Ähnliches weiss ein Familienvater aus der italienischen Pro-Life Bewegung zu berichten. Wie in jeder Familie habe es auch bei ihm dunkle Zeiten gegeben, in denen er kämpfen musste. Trotzdem hätten seine Frau und er sich für ein drittes Kind entschieden. “Und hier ist es, ist es nicht wundervoll?” Ein kleines Mädchen legt schüchtern den Kopf schief. Das Publikum klatscht. “Gott ist magisch”, fährt der Vater fort, er helfe einem, immer vorwärts zu gehen.

Und als sich der lange Zug mit unzähligen Lichtern schliesslich in Bewegung setzt, wird es ganz still in der Via della Conciliazione. Sogar die Harleys tuckern nur leise vor sich hin, die Polizei hat sie ausgebremst, um die Prozession vorbeiziehen zu lassen. Zwischendurch sind die klagenden Laute der Möwen, die wie jeden Abend über Rom ihre Kreise ziehen, zu hören. Darunter das Trappen der Menschen “Etwa 3 000 sind das”, sagt einer der freiwilligen Helfer und blickt stolz über die Menge hin, “morgen, beim Papstgottesdienst, werden es über 200 000 sein.”

Vielleicht sind es sogar mehr, die sich, während der Rosenkranz gebetet wird, am nächsten Morgen auf dem Petersplatz einfinden. Bruno ist mit seiner Harley aus Frankreich gekommen. Sein Bart ist unter dem Kinn mehrmals zusammengebunden und er trägt ein verwegen geknotetes Kopftuch mit Totenköpfen. Bruno ist neugierig auf den Papst. “Er gehört für mich zu Rom dazu”, sagt er, die Messe mit ihm wolle er sich nicht entgehen lassen. Gerd, sein Leben lang schon ein treuer Harley-Fan, hält es für eine grosse Ehre, dass der Motorradclub dem Papst ein Bike der Marke vermacht hat. “Auch wenn er damit wohl kaum fahren wird”, sagt er und wirft seinen Zopf über die Schulter. “Ich bin jetzt da, um mir seinen Segen für die Rückfahrt zu holen.” Damit er mit seiner Frau wieder gesund ins heimatliche Österreich käme. Den Segen bekommt er: Nachdem der aufbrausende Jubel ihn angekündigt hat, fährt Papst Franziskus im offenen Mobil direkt an Gerd vorbei, fast kann dieser ihn berühren. Und als Gerd sich nachher umdreht, ist sein Gesicht plötzlich ganz weich. “Ein volles Leben ist nur möglich in Gott”, sagt der Papst bei der Messe, die ganz im Zeichen des Lebens steht.

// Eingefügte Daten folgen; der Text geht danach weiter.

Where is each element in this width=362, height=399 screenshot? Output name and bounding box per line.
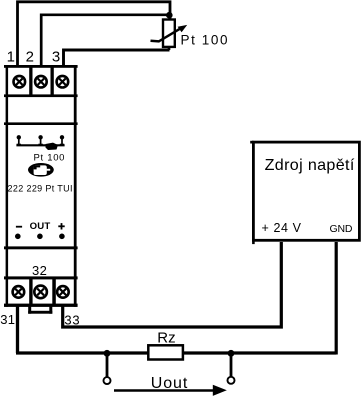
wire bottom bus [16,351,336,354]
wire terminal1-to-sensor-top [18,2,171,66]
svg-text:Pt 100: Pt 100 [34,153,66,164]
screw terminal 3 [57,76,69,88]
screw terminal 1 [13,76,25,88]
output terminal circle right [228,377,235,384]
separator top block 2|3 [51,67,54,95]
RTD symbol pin lead 3 [61,137,63,145]
svg-text:33: 33 [64,312,80,327]
arrow Uout direction [114,389,215,392]
RTD symbol pin dot 1 [17,135,21,139]
svg-text:2: 2 [26,48,34,65]
junction dot right output [228,350,235,357]
RTD symbol pin lead 2 [40,137,42,145]
module bottom bar [4,304,78,307]
RTD symbol pin foot 1 [17,144,21,146]
svg-text:3: 3 [52,48,60,65]
terminal 32 tab left wall [28,307,31,314]
RTD symbol element blob [46,143,59,150]
svg-text:222 229 Pt TUI: 222 229 Pt TUI [8,183,73,193]
wire sensor-to-terminal3 [64,50,170,66]
resistor Pt100 sensor body [163,20,175,47]
resistor Rz [148,345,183,359]
OUT dot minus [15,234,21,240]
svg-text:Pt 100: Pt 100 [181,33,230,48]
module top bar [4,65,78,68]
junction dot sensor top node [166,12,173,19]
svg-text:Zdroj napětí: Zdroj napětí [265,156,355,174]
logo ellipse [28,163,54,177]
arrow across Pt100 sensor [151,28,181,41]
wire terminal2-to-sensor [41,15,169,66]
module outline left edge [6,65,9,307]
wire output stub left [106,353,109,377]
svg-text:GND: GND [330,223,353,235]
screw terminal 31 [13,286,25,298]
wire GND down [335,242,338,355]
wire terminal31 down [16,305,19,353]
svg-text:31: 31 [0,312,15,327]
screw terminal 33 [57,286,69,298]
junction dot left output [104,350,111,357]
terminal 32 tab bottom [28,311,52,314]
wire output stub right [230,353,233,377]
screw terminal 32 [34,286,47,299]
RTD symbol pin dot 2 [38,135,42,139]
svg-text:Rz: Rz [157,329,175,346]
svg-text:+ 24 V: + 24 V [262,221,302,235]
label plus [58,225,64,227]
wire sensor-bottom stub [168,47,171,50]
module bar body bottom [4,246,78,249]
separator top block 1|2 [29,67,32,95]
label minus [16,226,22,228]
terminal 32 tab right wall [49,307,52,314]
separator lower block 32|33 [52,279,56,304]
module bar lower-block top [4,276,78,279]
box Zdroj napeti (voltage source) [253,142,359,240]
RTD symbol pin foot 3 [60,144,64,146]
module bar terminal-block bottom [4,94,78,97]
separator lower block 31|32 [29,279,32,304]
module outline right edge [74,65,77,307]
module bar body top [4,122,78,125]
RTD symbol pin lead 1 [18,137,20,145]
RTD symbol pin dot 3 [60,135,64,139]
wire terminal33 to +24V [63,242,282,327]
OUT dot plus [59,234,65,240]
screw terminal 2 [35,76,47,88]
svg-text:OUT: OUT [30,221,51,232]
output terminal circle left [104,377,111,384]
svg-text:32: 32 [32,263,47,278]
OUT dot mid [37,234,43,240]
svg-text:1: 1 [7,48,15,65]
RTD symbol pin foot 2 [38,144,42,146]
RTD symbol bus line [16,144,64,146]
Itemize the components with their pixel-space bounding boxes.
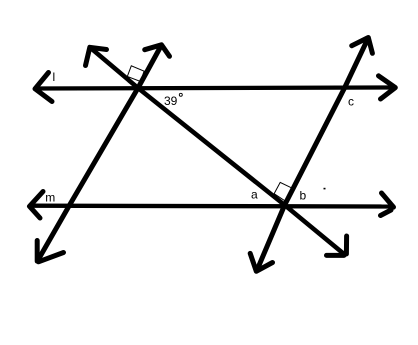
arrowhead line d bottom-left xyxy=(37,241,63,262)
right-angle mark at bottom intersection xyxy=(274,182,292,201)
arrowhead line c top-right xyxy=(352,38,373,54)
line m xyxy=(31,204,392,209)
svg-text:39: 39 xyxy=(164,94,178,108)
svg-text:b: b xyxy=(300,189,307,203)
stray dot xyxy=(324,188,326,190)
svg-text:m: m xyxy=(45,190,55,204)
right-angle mark at top intersection xyxy=(127,66,144,82)
svg-text:a: a xyxy=(251,188,258,202)
line l xyxy=(36,88,394,89)
arrowhead line m right xyxy=(381,193,394,216)
arrowhead line c bottom-left xyxy=(250,253,272,271)
arrowhead line d top-right xyxy=(145,45,170,57)
arrowhead line m left xyxy=(30,192,44,219)
svg-text:c: c xyxy=(348,95,354,109)
arrowhead transversal bottom-right xyxy=(327,236,347,255)
arrowhead transversal top-left xyxy=(86,47,107,65)
transversal line (through both intersections) xyxy=(90,47,345,254)
line d (parallel to c, through top intersection) xyxy=(38,45,162,262)
svg-text:l: l xyxy=(53,70,56,84)
arrowhead line l right xyxy=(379,76,396,99)
arrowhead line l left xyxy=(35,73,52,102)
line c xyxy=(257,37,369,271)
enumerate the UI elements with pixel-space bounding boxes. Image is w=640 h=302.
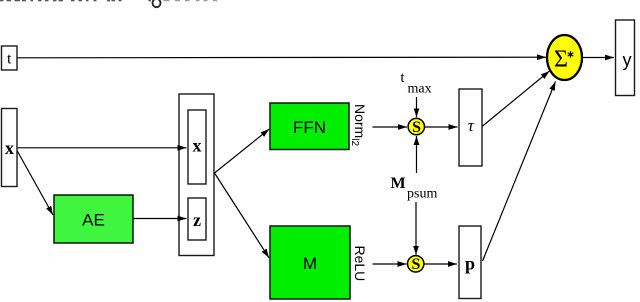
svg-text:τ: τ <box>468 116 475 135</box>
svg-text:psum: psum <box>407 187 437 202</box>
svg-text:S: S <box>412 256 421 273</box>
svg-text:x: x <box>193 136 202 156</box>
svg-text:Σ: Σ <box>554 47 568 73</box>
svg-text:ReLU: ReLU <box>352 246 368 282</box>
svg-text:FFN: FFN <box>293 118 326 137</box>
svg-text:M: M <box>303 254 317 273</box>
svg-text:M: M <box>391 175 406 192</box>
svg-text:AE: AE <box>82 211 105 230</box>
svg-text:y: y <box>623 50 632 70</box>
svg-text:max: max <box>408 82 432 97</box>
svg-text:p: p <box>465 254 475 274</box>
svg-text:t: t <box>7 51 12 68</box>
svg-text:S: S <box>412 119 421 136</box>
svg-text:z: z <box>193 210 201 230</box>
svg-text:x: x <box>5 138 14 158</box>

Und er lässt die Menschen mehrmals den Satz wiederholen: “Gott ist lebendig und barmherzig”.

Das bleibe hängen bei den Menschen, sagt Claudia Kaminski, Bundesvorsitzende der Aktion Lebensrecht für Alle e.V. (ALfA e.V.)., “das Wochenende für das Leben ist eine grossartige Initiative im Jahr des Glaubens, für Lebensschützer eine grandiose Ermutigung.” Der Satz, dass Gott lebendig und barmherzig ist, sei ein tolles Motto auch für den Lebensschutz. Papst Franziskus habe durch seine Unterstützung verdeutlicht, dass er sich ganz in der Kontinuität zu Johannes Paul II. und Benedikt XVI. befinde: “Das ist so wichtig für uns”, so Kaminski.

Die Menschen auf dem Platz sind bewegt, den Papst so sprechen zu hören. Immer wieder werden wie zur Zustimmung Banner und Fähnchen in die Luft gehoben, und sobald sich einer der zahlreich aufgespannten Sonnenschirme zur Seite bewegt, zeigen Kinder auf die ferne Gestalt und rufen: Schau, Mama, da!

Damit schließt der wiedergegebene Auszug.